Samedi 3 octobre

Reste d’angine + rires + bière + confidences avec les collègues fumeurs = voix en berne. 

Ma voix n’est pas pratique.

C’est peut-être pour ça que j’adore à ce point celle des autres. Et Ylisse est un sacré parc d’attraction pour les amateurs de cordes vocales. Il y a le timbre de B., capable de traverser les murs comme la définition de l’hyperbole traverse la cervelle des 3ème Tortipouss. B. doit être la seule personne que je connaisse capable de faire cours en multisalles. 
Il y a la voix so britsh de L., qui se mue, dès le passage en français, en un accent du sud à couper au couteau. Les mots de V., en vagues calmes, ou ceux de C., capables de passer du registre je-vous-aime-mes-choupinous à celui de mais-si-vous-oubliez-encore-une-fois-vos-devoirs-je-vous-éventre.

Il m’a toujours paru délirant que la formation de prof ne propose pas des cours approfondis en gestion du souffle et maîtrise du son. N’en déplaise à ceux qui estiment que plus un enseignant parle, moins les élèves sont en activité, nos cordes vocales sont notre arme numéro 1, plus encore que le véléda ou la fonction diaporama de Libre Office. (un jour je ferai du placement de produit pour des logiciels payants). 

Nous passons nos journées à monter et descendre dans les gammes, du petit mot discret à L., qu’on ne peut pas laisser écrire réponse “rayponsse”, même si c’est une dictée notée, à la grande tirade expliquant à quel point on est déçu déçu que presque personne n’ait été foutu de pondre un exposé qui ne soit pas un copier / coller de Wikipedia (que son nom soit maudit sur sept générations et que des grenouilles anthropophages dévorent ses contributeurs). 
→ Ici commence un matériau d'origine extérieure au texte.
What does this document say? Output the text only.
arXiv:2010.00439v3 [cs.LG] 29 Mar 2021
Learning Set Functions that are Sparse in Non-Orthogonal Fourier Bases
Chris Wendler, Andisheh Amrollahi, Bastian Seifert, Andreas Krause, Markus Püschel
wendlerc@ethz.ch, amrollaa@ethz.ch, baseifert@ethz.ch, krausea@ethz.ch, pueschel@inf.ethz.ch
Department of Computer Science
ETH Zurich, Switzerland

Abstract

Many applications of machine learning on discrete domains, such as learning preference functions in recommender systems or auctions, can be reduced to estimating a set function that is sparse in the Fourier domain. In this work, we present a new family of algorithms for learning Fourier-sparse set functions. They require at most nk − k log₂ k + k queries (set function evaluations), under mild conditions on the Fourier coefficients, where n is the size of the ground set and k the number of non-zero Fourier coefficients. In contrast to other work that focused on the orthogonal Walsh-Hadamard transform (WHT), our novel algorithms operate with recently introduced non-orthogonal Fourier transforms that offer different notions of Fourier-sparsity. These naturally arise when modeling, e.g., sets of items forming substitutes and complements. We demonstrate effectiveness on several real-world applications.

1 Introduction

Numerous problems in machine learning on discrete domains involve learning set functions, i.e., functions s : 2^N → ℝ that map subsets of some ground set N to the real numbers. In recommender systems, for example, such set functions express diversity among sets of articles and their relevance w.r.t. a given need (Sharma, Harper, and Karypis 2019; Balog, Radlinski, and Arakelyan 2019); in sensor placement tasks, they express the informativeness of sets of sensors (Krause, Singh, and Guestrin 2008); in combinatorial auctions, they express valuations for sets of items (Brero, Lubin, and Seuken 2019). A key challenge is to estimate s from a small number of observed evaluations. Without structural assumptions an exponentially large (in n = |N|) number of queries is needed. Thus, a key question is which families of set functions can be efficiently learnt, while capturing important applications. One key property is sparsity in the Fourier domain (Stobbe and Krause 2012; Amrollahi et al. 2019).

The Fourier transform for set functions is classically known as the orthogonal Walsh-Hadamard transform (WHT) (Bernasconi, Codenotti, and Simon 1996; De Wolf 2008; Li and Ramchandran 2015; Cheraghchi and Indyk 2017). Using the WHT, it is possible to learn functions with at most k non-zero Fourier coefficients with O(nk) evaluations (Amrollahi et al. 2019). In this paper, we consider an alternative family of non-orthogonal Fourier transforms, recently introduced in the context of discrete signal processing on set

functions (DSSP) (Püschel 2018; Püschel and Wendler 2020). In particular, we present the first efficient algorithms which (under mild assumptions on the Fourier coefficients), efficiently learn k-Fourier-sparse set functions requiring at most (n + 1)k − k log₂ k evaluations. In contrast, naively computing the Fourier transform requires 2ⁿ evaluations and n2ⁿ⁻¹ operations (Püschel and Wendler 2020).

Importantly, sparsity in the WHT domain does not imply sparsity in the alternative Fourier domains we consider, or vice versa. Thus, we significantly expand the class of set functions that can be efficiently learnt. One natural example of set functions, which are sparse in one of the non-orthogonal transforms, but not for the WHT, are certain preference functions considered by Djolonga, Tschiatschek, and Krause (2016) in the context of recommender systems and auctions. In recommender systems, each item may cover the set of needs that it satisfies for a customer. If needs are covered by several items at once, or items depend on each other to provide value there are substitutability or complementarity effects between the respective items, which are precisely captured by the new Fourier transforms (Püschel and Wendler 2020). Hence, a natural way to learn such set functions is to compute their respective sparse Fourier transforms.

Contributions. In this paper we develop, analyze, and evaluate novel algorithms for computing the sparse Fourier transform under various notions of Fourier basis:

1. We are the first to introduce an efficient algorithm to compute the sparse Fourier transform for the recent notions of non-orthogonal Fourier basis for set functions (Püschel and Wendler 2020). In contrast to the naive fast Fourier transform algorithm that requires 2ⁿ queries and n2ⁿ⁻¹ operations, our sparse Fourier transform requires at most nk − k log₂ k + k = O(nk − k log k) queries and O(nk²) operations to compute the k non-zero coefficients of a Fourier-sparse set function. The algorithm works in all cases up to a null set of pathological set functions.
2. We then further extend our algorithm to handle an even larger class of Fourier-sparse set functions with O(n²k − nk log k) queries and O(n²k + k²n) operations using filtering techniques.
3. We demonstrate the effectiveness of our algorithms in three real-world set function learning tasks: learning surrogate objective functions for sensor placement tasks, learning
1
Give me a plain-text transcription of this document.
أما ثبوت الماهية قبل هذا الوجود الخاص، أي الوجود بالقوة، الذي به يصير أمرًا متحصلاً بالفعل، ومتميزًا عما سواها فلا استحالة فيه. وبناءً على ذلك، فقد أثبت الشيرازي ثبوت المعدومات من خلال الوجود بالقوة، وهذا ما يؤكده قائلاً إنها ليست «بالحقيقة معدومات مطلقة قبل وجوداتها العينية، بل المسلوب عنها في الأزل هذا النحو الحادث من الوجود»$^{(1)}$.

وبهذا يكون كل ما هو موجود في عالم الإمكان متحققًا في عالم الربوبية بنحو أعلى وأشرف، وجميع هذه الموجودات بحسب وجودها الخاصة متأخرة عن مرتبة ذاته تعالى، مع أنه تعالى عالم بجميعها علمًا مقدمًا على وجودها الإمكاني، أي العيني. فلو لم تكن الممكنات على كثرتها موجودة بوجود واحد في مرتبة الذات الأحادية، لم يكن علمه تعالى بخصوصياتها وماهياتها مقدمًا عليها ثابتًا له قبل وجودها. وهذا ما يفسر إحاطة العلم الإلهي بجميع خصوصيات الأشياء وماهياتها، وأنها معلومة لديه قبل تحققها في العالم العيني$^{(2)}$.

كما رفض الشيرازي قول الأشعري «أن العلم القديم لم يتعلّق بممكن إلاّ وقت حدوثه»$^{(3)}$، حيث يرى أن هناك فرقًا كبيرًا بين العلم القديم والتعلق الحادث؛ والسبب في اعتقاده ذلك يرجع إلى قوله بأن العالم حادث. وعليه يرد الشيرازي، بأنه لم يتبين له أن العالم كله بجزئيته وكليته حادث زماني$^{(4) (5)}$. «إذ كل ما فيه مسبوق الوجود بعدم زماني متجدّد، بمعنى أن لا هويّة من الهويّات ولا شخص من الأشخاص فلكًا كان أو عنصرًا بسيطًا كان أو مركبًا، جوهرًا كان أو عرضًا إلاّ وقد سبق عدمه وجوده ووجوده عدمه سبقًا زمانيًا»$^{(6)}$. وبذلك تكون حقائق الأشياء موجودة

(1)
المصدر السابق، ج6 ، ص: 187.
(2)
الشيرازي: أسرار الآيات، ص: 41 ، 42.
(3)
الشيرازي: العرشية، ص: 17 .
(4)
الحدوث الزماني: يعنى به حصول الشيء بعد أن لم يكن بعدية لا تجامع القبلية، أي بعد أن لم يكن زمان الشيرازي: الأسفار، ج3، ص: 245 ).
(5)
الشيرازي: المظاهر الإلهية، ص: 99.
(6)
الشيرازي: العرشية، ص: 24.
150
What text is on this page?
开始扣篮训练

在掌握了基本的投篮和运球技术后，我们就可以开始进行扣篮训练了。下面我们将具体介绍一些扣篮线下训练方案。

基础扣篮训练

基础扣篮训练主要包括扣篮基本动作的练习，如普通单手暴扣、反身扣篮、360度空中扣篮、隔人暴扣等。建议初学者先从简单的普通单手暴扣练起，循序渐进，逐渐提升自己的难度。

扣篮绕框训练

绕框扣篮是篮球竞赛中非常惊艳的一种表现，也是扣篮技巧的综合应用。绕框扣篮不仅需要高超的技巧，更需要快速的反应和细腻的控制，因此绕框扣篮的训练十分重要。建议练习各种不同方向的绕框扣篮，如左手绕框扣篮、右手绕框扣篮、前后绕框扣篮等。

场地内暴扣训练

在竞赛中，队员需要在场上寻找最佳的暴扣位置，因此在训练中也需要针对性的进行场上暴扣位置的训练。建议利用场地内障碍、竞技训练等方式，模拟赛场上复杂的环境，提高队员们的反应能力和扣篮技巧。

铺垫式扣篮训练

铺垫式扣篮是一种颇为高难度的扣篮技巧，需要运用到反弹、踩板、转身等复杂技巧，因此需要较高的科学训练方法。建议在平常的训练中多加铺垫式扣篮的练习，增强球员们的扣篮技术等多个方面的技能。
Maîtriser sa voix, pour un prof, c’est comme tout le reste : apprendre à la connaître, en évaluer les forces, les faiblesses, et surtout ne pas chercher à appliquer les recettes lyophilisées que l’on peut vous donner. Ainsi il m’est totalement impossible d’user des infrasons dont se sert T. pour exprimer son mécontentement, pas plus que de l’amplitude sonore de C., ma voix se situant plutôt du côté du moineau tuberculeux. Du coup j’ai appris à composer. À parler sur le ton de la confidence, à créer, à travers des gazouillis peu virils pour un type de 32 ans, un petit nid douillet, où les mômes se détendent. Où à rapiécer la tapisserie sur laquelle Persée affronte Méduse dans le duel le plus silencieux du monde. 

Et puis parfois, lors d’une heure de trou, traverser lentement le couloir vers une tâche administrative quelconque, en écoutant les collègues déployer leur solfège.